Insist long enough that the driving principle behind the great era of journalism was neutrality and objectivity and not subjective choices and often dangerous evaluations and even commentary and you will eventually leave the door open to pointless worship at the temple of a false god. And once you’ve got a false god, you’re gonna get false priests. And sooner rather than later, in a world where subjective analysis is labeled evil and dangerous, some political mountebank is going to see his opening and seize the very catechism of that false god: words like ‘objective’ and ‘neutral’ and ‘two-sided’ and ‘fair’ and ‘balanced’ and he will pervert them into a catch-phrase, a brand name.

Olbermann’s trademark subtlety and pomposity is at work here, but looking beyond his personal vendetta against Fox News, we see a kernel of truth: objectivity in journalism is a practical impossibility. Olbermann points this out when he notes Koppel’s own process for crafting each episode of the long-airing Nightline:

Each night for 26 years, Mr. Koppel and his producers, and his employers subjectively selected which, out of a million stories, would get the attention of his slice of American television for as much as a half hour at a time. Which story would be elevated and amplified and which piles upon piles of stories would be postponed, tabled, or discarded, or ignored.

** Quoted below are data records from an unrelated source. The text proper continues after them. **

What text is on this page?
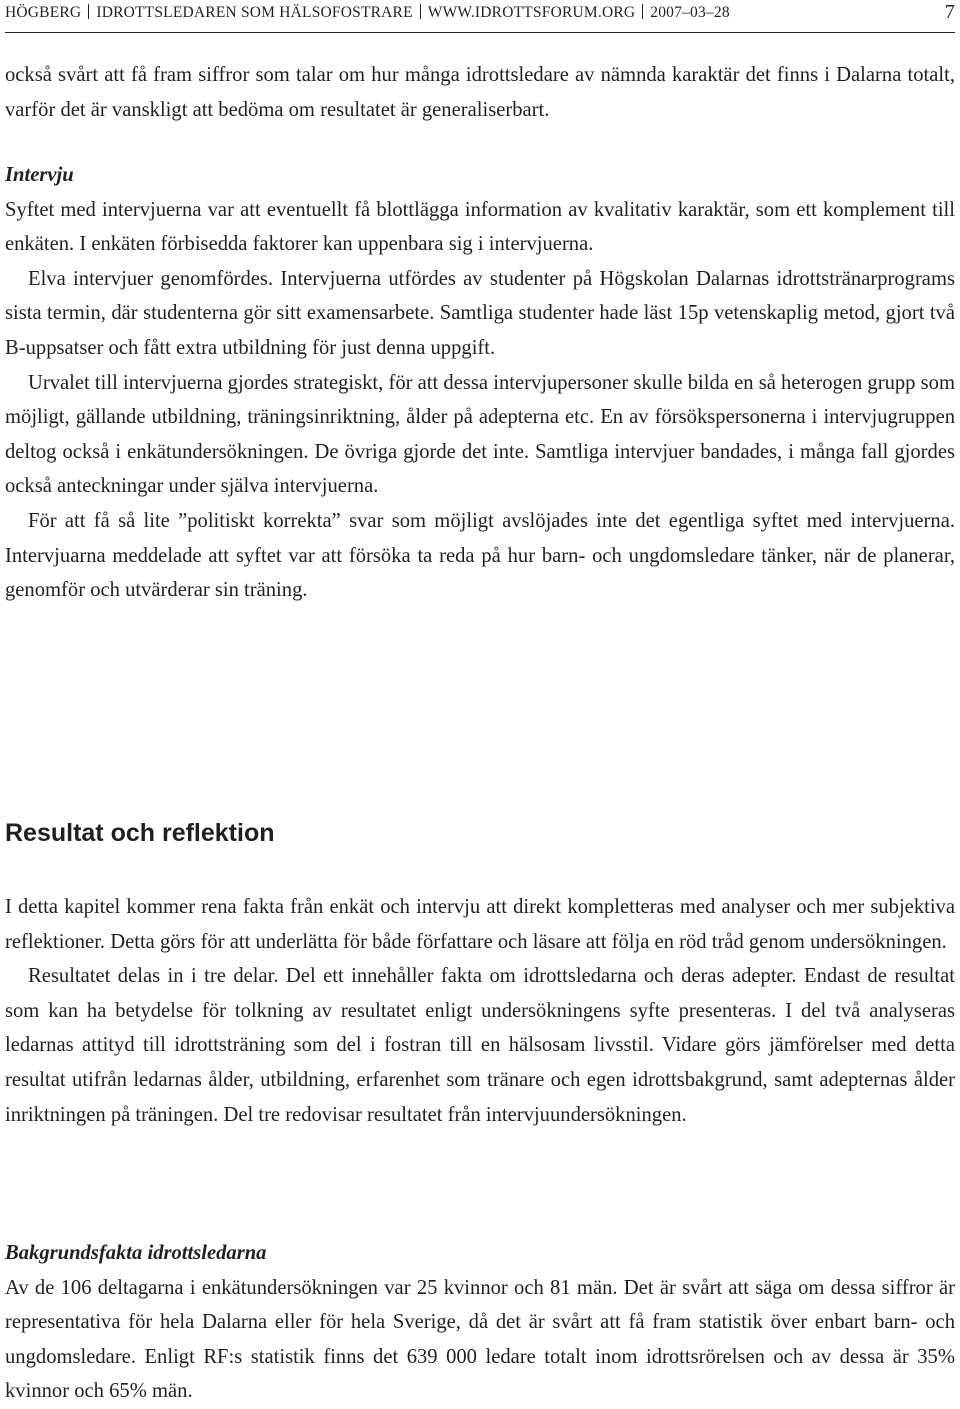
HÖGBERG IDROTTSLEDAREN SOM HÄLSOFOSTRARE WWW.IDROTTSFORUM.ORG 2007–03–28	7

också svårt att få fram siffror som talar om hur många idrottsledare av nämnda karaktär det finns i Dalarna totalt, varför det är vanskligt att bedöma om resultatet är generaliserbart.

Intervju

Syftet med intervjuerna var att eventuellt få blottlägga information av kvalitativ karaktär, som ett komplement till enkäten. I enkäten förbisedda faktorer kan uppenbara sig i intervjuerna.

Elva intervjuer genomfördes. Intervjuerna utfördes av studenter på Högskolan Dalarnas idrottstränarprograms sista termin, där studenterna gör sitt examensarbete. Samtliga studenter hade läst 15p vetenskaplig metod, gjort två B-uppsatser och fått extra utbildning för just denna uppgift.

Urvalet till intervjuerna gjordes strategiskt, för att dessa intervjupersoner skulle bilda en så heterogen grupp som möjligt, gällande utbildning, träningsinriktning, ålder på adepterna etc. En av försökspersonerna i intervjugruppen deltog också i enkätundersökningen. De övriga gjorde det inte. Samtliga intervjuer bandades, i många fall gjordes också anteckningar under själva intervjuerna.

För att få så lite ”politiskt korrekta” svar som möjligt avslöjades inte det egentliga syftet med intervjuerna. Intervjuarna meddelade att syftet var att försöka ta reda på hur barn- och ungdomsledare tänker, när de planerar, genomför och utvärderar sin träning.

Resultat och reflektion

I detta kapitel kommer rena fakta från enkät och intervju att direkt kompletteras med analyser och mer subjektiva reflektioner. Detta görs för att underlätta för både författare och läsare att följa en röd tråd genom undersökningen.

Resultatet delas in i tre delar. Del ett innehåller fakta om idrottsledarna och deras adepter. Endast de resultat som kan ha betydelse för tolkning av resultatet enligt undersökningens syfte presenteras. I del två analyseras ledarnas attityd till idrottsträning som del i fostran till en hälsosam livsstil. Vidare görs jämförelser med detta resultat utifrån ledarnas ålder, utbildning, erfarenhet som tränare och egen idrottsbakgrund, samt adepternas ålder inriktningen på träningen. Del tre redovisar resultatet från intervjuundersökningen.

Bakgrundsfakta idrottsledarna

Av de 106 deltagarna i enkätundersökningen var 25 kvinnor och 81 män. Det är svårt att säga om dessa siffror är representativa för hela Dalarna eller för hela Sverige, då det är svårt att få fram statistik över enbart barn- och ungdomsledare. Enligt RF:s statistik finns det 639 000 ledare totalt inom idrottsrörelsen och av dessa är 35% kvinnor och 65% män.
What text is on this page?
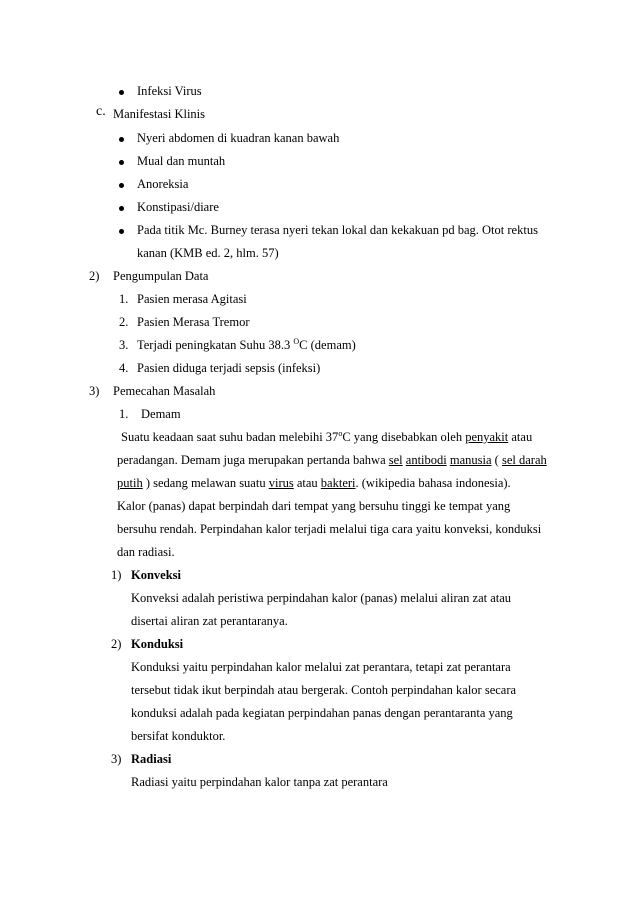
Infeksi Virus
c. Manifestasi Klinis
Nyeri abdomen di kuadran kanan bawah
Mual dan muntah
Anoreksia
Konstipasi/diare
Pada titik Mc. Burney terasa nyeri tekan lokal dan kekakuan pd bag. Otot rektus
kanan (KMB ed. 2, hlm. 57)
2) Pengumpulan Data
1. Pasien merasa Agitasi
2. Pasien Merasa Tremor
3. Terjadi peningkatan Suhu 38.3 $^O$C (demam)
4. Pasien diduga terjadi sepsis (infeksi)
3) Pemecahan Masalah
1. Demam
Suatu keadaan saat suhu badan melebihi 37$^o$C yang disebabkan oleh penyakit atau
peradangan. Demam juga merupakan pertanda bahwa sel antibodi manusia ( sel darah
putih ) sedang melawan suatu virus atau bakteri. (wikipedia bahasa indonesia).
Kalor (panas) dapat berpindah dari tempat yang bersuhu tinggi ke tempat yang
bersuhu rendah. Perpindahan kalor terjadi melalui tiga cara yaitu konveksi, konduksi
dan radiasi.
1) Konveksi
Konveksi adalah peristiwa perpindahan kalor (panas) melalui aliran zat atau
disertai aliran zat perantaranya.
2) Konduksi
Konduksi yaitu perpindahan kalor melalui zat perantara, tetapi zat perantara
tersebut tidak ikut berpindah atau bergerak. Contoh perpindahan kalor secara
konduksi adalah pada kegiatan perpindahan panas dengan perantaranta yang
bersifat konduktor.
3) Radiasi
Radiasi yaitu perpindahan kalor tanpa zat perantara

All of this makes me think of the ongoing academic debate about who can and cannot be counted amongst the pantheon of “real historians.” In particular, the notable Catholic historian and writer Hilaire Belloc comes to mind. When I attended Franciscan University, I remember hearing about a rather contetious debate amongt the faculty concerning Belloc’s bona fides as a historian. When I looked for some information on the subject, I came across Michael Hennesy’s adapted introduction to one of Belloc’s works, published as an article in the (now-defunct) Seattle Catholic. Hennesy addresses the most common critiques of Belloc’s work in detail, but most relevant to our topic, he takes on the charge that Belloc was a (gasp!) biased historian:

Firstly, it has to be understood that no history can be written, humanly speaking, with absolute objectivity or lack of bias. The golden ideal (as some moderns would have it) of “perfect history” is unattainable by man (and therefore, thank God, by machine). It is impossible for any historian not to be selective in his facts and evidence. All historians (except some of the moderns who think such things beneath them) attempt to reach conclusions, and in so doing can logically be accused of bias and selectivity in that attempt. The amusing charge of propaganda I will come to later.

[snip]

I will now come on to a fourth point, which I think lies behind much of the above criticism of Belloc’s historical writings, and which is touched upon by the accusation of propaganda. Belloc is a deliberately and strenuously didactic historian. This a great heresy these days, as it was to some degree when he wrote; and is an even greater heresy on account of what Belloc was being didactic about. In our universities, more frequently than not, history is now written as a bare, turgid stream of data capped with a pleading codicil from the author that the facts are so complicated that he can see no pattern but the hope remains that some pattern may be discerned in the future. (Some hope! Students trained by blind teachers will seldom understand what they see, even if they see it.) When opinion surfaces at all, it is tentatively held and robustly restrained from being presented as fact.

Journalism is, in a sense, today’s history being written in the current moment. There is a connection between the notion of objective historians and objective journalists, insofar as that they are both creatures of fantasy. History and journalism are both endeavors of human beings – living, breathing, rational, emotional animals. We have biases, opinions, feelings. We all bring our own unique perspective to the facts.

They say that history is written by the victors, but journalism, inasmuch as it is the history of the current moment, is written by men struggling and striving for victory. Ideological victory. Provided that the facts are presented honestly, without obfuscation, without intentional distortion, should opinion in journalism really be considered a bad thing?

Or is opinion journalism really the only truthful kind?